AI Clock Skew, ASUS OC Profile, Precision Tweaker, AI NOS, and PEG Link are among ASUS' intelligent overclocking tools available to its users. Linux users, however, are limited to the options found within the BIOS. Using the available options, we were easily able to accomplish running the AMD Athlon 64 4200+ at 2.893GHz 1.450V using 263MHz x 11, and DDR2-1052 at 5-5-5-15 with 2.20V. This overclock was certainly nice though it is not out of the ordinary considering ASUS' reputation for satisfying the needs of overclockers. Pushing the CPU any further would result in stability problems. For comparison throughout testing was the ASRock AM2NF4G-SATA2.

Hardware Components
Processor: AMD Athlon 64 X2 4200+ (AM2)
Motherboard: ASUS M2N32-SLI Deluxe WiFi (nForce 590 SLI)

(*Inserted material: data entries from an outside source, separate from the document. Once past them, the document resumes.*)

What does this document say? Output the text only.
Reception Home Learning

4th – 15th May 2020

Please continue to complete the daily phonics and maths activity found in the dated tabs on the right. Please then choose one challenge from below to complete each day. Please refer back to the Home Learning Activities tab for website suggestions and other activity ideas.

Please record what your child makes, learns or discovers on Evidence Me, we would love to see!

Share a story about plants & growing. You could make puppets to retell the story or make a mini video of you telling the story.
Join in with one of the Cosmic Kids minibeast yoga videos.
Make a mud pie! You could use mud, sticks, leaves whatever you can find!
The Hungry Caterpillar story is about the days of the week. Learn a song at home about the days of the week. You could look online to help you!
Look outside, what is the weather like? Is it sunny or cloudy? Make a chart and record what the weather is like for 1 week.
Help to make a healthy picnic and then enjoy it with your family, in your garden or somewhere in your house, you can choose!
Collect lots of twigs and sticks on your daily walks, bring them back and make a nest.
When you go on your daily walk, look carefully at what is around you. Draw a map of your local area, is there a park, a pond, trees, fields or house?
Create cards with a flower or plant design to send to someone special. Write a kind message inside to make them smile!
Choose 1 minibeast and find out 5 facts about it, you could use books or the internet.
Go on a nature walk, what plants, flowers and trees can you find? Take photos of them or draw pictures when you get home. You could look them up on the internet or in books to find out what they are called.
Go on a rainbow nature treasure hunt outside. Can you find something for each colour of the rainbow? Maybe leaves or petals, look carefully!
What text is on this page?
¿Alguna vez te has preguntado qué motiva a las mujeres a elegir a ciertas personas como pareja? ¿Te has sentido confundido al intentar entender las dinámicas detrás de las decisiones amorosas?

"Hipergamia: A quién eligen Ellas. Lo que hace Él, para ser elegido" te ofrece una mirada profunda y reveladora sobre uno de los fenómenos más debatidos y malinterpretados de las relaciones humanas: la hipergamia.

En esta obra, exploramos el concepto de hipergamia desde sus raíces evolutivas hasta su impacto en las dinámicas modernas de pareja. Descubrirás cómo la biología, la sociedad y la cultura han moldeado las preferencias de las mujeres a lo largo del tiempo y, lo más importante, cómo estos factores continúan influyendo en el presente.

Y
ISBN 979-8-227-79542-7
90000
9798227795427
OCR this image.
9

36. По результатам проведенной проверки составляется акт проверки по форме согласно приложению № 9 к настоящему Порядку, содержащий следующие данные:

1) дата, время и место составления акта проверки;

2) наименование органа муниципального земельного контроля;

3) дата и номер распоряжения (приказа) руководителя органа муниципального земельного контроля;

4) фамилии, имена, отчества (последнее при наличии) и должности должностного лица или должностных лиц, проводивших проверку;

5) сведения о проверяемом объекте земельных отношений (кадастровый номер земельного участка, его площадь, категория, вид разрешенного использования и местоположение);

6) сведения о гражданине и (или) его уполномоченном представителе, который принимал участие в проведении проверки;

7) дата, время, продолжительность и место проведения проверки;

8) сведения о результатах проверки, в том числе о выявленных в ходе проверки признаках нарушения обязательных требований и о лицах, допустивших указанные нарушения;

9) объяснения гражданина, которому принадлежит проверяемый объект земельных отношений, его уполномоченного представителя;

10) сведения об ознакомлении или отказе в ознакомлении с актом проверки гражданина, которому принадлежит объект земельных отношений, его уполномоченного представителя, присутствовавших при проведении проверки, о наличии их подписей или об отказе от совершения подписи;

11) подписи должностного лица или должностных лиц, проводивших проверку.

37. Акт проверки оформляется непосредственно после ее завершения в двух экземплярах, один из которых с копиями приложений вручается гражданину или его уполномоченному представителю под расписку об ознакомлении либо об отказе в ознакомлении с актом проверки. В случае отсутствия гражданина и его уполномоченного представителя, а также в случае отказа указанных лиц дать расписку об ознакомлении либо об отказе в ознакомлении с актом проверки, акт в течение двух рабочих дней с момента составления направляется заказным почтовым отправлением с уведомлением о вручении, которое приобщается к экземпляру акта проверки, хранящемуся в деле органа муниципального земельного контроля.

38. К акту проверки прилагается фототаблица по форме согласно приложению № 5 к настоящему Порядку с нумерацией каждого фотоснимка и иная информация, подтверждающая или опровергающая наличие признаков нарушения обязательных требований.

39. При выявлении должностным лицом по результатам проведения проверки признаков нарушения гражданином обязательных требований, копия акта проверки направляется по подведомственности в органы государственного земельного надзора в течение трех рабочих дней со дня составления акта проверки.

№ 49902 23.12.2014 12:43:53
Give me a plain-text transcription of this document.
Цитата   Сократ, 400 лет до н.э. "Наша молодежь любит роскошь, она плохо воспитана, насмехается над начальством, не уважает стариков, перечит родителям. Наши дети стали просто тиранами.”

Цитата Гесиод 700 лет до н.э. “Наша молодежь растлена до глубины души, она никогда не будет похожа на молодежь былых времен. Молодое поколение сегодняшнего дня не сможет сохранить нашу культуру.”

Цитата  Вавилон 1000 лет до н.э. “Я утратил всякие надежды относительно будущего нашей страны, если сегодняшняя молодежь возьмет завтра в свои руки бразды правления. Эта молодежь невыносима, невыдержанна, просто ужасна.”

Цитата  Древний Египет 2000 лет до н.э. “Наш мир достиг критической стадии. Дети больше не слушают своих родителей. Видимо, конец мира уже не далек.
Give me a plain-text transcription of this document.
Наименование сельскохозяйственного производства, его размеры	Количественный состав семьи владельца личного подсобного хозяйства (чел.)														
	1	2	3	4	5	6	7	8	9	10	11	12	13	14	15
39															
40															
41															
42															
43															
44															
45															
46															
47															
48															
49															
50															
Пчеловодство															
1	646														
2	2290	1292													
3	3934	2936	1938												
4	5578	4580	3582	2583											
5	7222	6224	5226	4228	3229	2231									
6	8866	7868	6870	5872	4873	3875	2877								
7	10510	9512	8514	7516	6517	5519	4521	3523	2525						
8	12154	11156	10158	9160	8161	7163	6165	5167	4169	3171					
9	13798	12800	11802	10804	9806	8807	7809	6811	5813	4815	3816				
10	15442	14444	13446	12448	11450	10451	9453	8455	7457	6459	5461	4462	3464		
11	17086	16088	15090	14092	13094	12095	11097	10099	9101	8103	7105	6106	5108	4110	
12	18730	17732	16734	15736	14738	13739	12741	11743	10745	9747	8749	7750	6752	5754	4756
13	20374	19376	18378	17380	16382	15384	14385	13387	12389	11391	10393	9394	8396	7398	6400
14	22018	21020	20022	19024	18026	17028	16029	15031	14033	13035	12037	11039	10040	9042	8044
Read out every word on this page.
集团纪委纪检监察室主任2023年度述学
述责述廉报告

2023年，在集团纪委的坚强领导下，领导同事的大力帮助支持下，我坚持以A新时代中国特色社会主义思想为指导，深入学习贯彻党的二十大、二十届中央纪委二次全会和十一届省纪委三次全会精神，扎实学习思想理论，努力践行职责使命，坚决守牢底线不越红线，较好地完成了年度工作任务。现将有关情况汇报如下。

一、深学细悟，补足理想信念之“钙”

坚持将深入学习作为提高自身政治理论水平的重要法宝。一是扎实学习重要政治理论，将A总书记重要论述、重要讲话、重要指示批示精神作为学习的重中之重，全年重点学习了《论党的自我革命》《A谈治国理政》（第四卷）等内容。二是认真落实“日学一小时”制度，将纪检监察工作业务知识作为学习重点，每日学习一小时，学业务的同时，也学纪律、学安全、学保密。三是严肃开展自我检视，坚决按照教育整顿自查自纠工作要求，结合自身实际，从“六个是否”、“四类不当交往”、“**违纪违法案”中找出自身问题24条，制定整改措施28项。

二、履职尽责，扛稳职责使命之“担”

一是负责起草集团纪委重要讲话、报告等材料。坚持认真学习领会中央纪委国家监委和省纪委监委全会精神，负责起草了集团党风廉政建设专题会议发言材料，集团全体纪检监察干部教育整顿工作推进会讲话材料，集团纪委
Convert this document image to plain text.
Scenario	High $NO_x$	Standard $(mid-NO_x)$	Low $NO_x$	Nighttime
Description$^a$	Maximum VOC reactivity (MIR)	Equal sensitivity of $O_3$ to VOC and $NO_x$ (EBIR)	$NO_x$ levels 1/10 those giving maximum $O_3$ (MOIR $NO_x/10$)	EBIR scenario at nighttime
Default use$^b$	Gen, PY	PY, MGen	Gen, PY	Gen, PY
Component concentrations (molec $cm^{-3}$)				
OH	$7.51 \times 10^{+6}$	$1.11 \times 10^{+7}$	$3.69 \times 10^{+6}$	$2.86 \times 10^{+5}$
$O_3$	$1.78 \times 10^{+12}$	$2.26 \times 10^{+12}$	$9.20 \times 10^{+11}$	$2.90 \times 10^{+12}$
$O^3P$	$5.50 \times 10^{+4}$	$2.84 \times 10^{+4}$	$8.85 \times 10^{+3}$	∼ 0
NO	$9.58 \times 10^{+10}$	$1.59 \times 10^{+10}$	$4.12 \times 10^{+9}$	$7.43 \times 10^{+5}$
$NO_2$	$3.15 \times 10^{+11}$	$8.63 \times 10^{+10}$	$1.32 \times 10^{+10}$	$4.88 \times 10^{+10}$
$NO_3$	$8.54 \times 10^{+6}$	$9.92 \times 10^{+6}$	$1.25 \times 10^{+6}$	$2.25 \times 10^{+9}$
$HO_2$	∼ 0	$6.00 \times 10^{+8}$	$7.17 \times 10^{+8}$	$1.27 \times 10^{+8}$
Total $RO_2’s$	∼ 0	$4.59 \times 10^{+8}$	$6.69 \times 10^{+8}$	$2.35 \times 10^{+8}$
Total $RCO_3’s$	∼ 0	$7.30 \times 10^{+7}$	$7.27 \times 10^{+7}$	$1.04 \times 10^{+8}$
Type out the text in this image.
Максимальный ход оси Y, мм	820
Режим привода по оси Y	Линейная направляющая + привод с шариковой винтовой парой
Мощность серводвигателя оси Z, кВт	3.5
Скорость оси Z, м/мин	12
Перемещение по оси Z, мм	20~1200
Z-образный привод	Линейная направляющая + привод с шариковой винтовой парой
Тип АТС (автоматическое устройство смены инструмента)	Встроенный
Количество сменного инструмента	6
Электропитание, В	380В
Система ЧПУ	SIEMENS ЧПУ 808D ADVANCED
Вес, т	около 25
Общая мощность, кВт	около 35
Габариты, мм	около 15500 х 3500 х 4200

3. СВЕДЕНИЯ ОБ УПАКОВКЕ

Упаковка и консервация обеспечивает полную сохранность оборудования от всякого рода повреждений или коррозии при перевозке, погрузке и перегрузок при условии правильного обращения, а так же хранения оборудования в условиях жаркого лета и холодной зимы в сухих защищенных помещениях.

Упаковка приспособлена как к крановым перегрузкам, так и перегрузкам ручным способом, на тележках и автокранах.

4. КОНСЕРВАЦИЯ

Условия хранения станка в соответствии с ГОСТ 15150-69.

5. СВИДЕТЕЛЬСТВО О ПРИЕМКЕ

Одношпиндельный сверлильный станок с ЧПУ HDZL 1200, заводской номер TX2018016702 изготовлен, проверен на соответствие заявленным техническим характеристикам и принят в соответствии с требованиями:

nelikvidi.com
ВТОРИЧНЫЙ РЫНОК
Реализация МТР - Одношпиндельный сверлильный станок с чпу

ASRock AM2NF4G-SATA2 (nForce 410)
Memory: 2 x 512MB Corsair XMS2-5400UL
Graphics Card: NVIDIA GeForce 7800GTX 256MB
Hard Drives: Western Digital 160GB SATA2
Optical Drives: Lite-On 16x DVD-ROM
Power Supply: Sytrin Nextherm PSU460 460W
Software Components
Operating System: Fedora Core 5
Linux Kernel: 2.6.17-1.2139_FC5 SMP (x86_64)
GCC: 4.1.0
Graphics Driver: ATI fglrx 8.26.18
X.Org: 7.0.0

While NVIDIA has yet to provide Linux nForce drivers for the nForce 500 series (nor do we know if they will), the open-source drivers are certainly adequate when it comes to forcedeth and related components. After proceeding with a fresh install of Fedora Core 5 and updating available packages we had not run into any show-stopping problems. One of the short downfalls was with LM_Sensors being unable to detect the ASUS M2N32-SLI Deluxe hardware sensors. The onboard 802.11g WiFi had also failed to work out of the box. As the ASUS array microphone simply uses a standard audio connection there were no problems with its Linux usage. Outside of the few areas that had sported Linux compatibility problems with the ASUS innovations the motherboard had worked fine as a whole with Fedora Core 5. The motherboard does also boast NVIDIA SLI support; however, Scalable Link Interface under Linux is less than satisfactory at this time so we opted against delivering SLI results on this motherboard at this time. The benchmarks used consisted of Enemy Territory, Doom 3, HDparm, Gzip Compression, LAME Compilation, LAME Encoding, FreeBench, and RAMspeed.